Según fuentes internas consultadas, la renuncia de Corona estaría directamente ligada a su profundo desacuerdo con la postura adoptada por Rosas frente a la millonaria deuda que el municipio mantiene con la Distribuidora Eléctrica de Caucete (DECSA). La intendenta se negaba a pagar bajo los términos establecidos por el ente regulador, una posición que habría generado el rechazo de su cercana asesora legal.

Esta dimisión no es un hecho aislado, sino que agrava un clima de tensión interna ya palpable. En las últimas semanas, la administración Rosas ya había visto partir a dos secretarios y a un director. Si bien la intendenta intentó retenerlos para evitar un vacío de poder mayor, su capacidad para mantener unido su equipo de gobierno parece debilitarse rápidamente. El desgaste avanza y el círculo de funcionarios leales se reduce.

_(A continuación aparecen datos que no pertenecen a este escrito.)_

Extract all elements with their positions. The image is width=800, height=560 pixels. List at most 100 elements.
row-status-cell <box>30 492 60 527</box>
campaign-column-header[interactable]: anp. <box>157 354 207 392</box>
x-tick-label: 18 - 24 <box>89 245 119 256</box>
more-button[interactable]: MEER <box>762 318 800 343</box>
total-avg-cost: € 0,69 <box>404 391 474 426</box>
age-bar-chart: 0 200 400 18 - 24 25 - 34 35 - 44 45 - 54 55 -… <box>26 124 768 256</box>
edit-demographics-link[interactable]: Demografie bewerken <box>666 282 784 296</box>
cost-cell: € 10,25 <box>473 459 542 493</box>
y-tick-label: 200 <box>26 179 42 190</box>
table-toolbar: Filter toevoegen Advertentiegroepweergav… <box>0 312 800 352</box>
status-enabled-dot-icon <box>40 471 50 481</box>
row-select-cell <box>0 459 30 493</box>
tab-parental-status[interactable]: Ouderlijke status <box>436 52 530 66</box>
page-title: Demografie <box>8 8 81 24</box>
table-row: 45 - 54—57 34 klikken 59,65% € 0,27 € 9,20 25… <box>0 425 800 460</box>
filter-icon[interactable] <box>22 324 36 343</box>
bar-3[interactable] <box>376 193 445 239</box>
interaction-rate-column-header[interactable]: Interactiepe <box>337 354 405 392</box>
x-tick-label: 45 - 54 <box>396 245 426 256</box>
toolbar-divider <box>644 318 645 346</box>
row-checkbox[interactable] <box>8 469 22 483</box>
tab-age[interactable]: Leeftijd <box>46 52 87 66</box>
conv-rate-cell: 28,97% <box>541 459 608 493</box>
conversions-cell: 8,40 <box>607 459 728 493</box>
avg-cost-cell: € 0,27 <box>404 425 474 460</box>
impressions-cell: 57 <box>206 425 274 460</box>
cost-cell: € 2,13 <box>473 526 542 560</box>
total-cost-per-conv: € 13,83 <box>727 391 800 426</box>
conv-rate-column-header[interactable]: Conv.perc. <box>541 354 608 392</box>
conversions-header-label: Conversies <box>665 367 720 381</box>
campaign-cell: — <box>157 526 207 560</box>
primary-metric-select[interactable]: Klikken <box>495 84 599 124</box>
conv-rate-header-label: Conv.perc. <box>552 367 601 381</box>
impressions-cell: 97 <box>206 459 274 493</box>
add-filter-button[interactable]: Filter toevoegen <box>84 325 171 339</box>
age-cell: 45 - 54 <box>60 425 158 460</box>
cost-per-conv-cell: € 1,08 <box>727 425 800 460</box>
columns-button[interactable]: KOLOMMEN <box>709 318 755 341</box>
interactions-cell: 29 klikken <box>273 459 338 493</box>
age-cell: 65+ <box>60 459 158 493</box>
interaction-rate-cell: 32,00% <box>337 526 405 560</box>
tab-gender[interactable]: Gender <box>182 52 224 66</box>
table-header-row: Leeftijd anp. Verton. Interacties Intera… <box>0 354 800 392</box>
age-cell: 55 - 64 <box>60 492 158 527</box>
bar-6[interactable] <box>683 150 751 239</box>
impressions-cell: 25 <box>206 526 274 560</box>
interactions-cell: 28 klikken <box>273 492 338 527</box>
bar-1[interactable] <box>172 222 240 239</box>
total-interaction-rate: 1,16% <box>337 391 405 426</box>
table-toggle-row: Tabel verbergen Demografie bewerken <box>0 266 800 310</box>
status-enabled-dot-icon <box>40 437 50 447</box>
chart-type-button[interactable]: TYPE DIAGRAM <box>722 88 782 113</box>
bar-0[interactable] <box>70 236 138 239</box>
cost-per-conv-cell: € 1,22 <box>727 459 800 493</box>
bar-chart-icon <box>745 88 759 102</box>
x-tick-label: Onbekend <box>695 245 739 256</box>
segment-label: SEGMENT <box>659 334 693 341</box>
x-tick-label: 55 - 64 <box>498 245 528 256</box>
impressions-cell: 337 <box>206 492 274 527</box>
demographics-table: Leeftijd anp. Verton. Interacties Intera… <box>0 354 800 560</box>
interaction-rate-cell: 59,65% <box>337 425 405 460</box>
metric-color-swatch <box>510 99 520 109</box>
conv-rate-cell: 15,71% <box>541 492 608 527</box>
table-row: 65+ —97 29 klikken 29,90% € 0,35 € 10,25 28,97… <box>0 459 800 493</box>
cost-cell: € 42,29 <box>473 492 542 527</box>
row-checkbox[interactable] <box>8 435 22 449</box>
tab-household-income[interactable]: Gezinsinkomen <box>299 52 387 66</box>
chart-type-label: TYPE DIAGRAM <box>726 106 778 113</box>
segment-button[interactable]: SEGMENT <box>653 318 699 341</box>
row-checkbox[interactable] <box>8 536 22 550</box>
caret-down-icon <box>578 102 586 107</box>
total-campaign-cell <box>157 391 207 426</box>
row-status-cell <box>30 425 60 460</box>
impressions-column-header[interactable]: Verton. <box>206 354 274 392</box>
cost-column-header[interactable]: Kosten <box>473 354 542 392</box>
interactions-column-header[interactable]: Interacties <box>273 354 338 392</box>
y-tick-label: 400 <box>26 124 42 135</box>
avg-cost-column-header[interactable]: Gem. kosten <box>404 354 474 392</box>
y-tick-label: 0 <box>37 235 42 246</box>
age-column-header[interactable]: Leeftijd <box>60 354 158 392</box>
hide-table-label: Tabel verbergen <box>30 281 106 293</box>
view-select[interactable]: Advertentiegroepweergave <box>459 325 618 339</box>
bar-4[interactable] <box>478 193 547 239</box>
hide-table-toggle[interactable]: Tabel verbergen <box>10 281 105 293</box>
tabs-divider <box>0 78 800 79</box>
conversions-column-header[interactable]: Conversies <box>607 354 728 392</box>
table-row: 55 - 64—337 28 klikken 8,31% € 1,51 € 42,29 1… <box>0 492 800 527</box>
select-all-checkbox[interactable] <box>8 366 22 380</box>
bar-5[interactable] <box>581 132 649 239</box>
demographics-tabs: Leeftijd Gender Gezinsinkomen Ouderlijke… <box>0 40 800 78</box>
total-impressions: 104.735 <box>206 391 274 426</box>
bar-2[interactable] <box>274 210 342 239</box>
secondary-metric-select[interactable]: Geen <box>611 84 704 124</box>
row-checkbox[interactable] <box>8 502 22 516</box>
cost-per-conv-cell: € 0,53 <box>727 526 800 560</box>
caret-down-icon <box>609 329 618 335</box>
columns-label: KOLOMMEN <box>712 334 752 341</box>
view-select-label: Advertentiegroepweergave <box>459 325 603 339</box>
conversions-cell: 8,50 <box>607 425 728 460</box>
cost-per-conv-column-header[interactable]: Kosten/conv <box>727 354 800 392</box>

El panorama externo tampoco ofrece alivio alguno. Los últimos sondeos de opinión pública revelan un dato contundente: el 80% de los vecinos de Caucete expresan su descontento con la gestión de Rosas y su equipo. Este malestar masivo se alimenta de la percepción de falta de obras públicas, problemas persistentes en servicios básicos y los recurrentes conflictos institucionales que marcan la administración.

A pesar de que restan dos años para el fin de su mandato, para una amplia mayoría de vecinos y referentes políticos locales, la administración actual se encuentra «cada vez más lejos de presentar una gestión aceptable». Existe un temor generalizado de que los próximos meses no traigan mejoras, sino que profundicen la sensación de abandono y desidia en el municipio.

La renuncia de Jimena Corona, figura clave y de extrema confianza de Rosas, simboliza y profundiza una crisis de gobernabilidad que parece extenderse por todos los frentes. Con un gabinete en fuga, una ciudadanía mayoritariamente descontenta y conflictos institucionales abiertos como el de la deuda con DECSA, el futuro inmediato de la gestión municipal en Caucete se presenta extremadamente complejo y desafiante.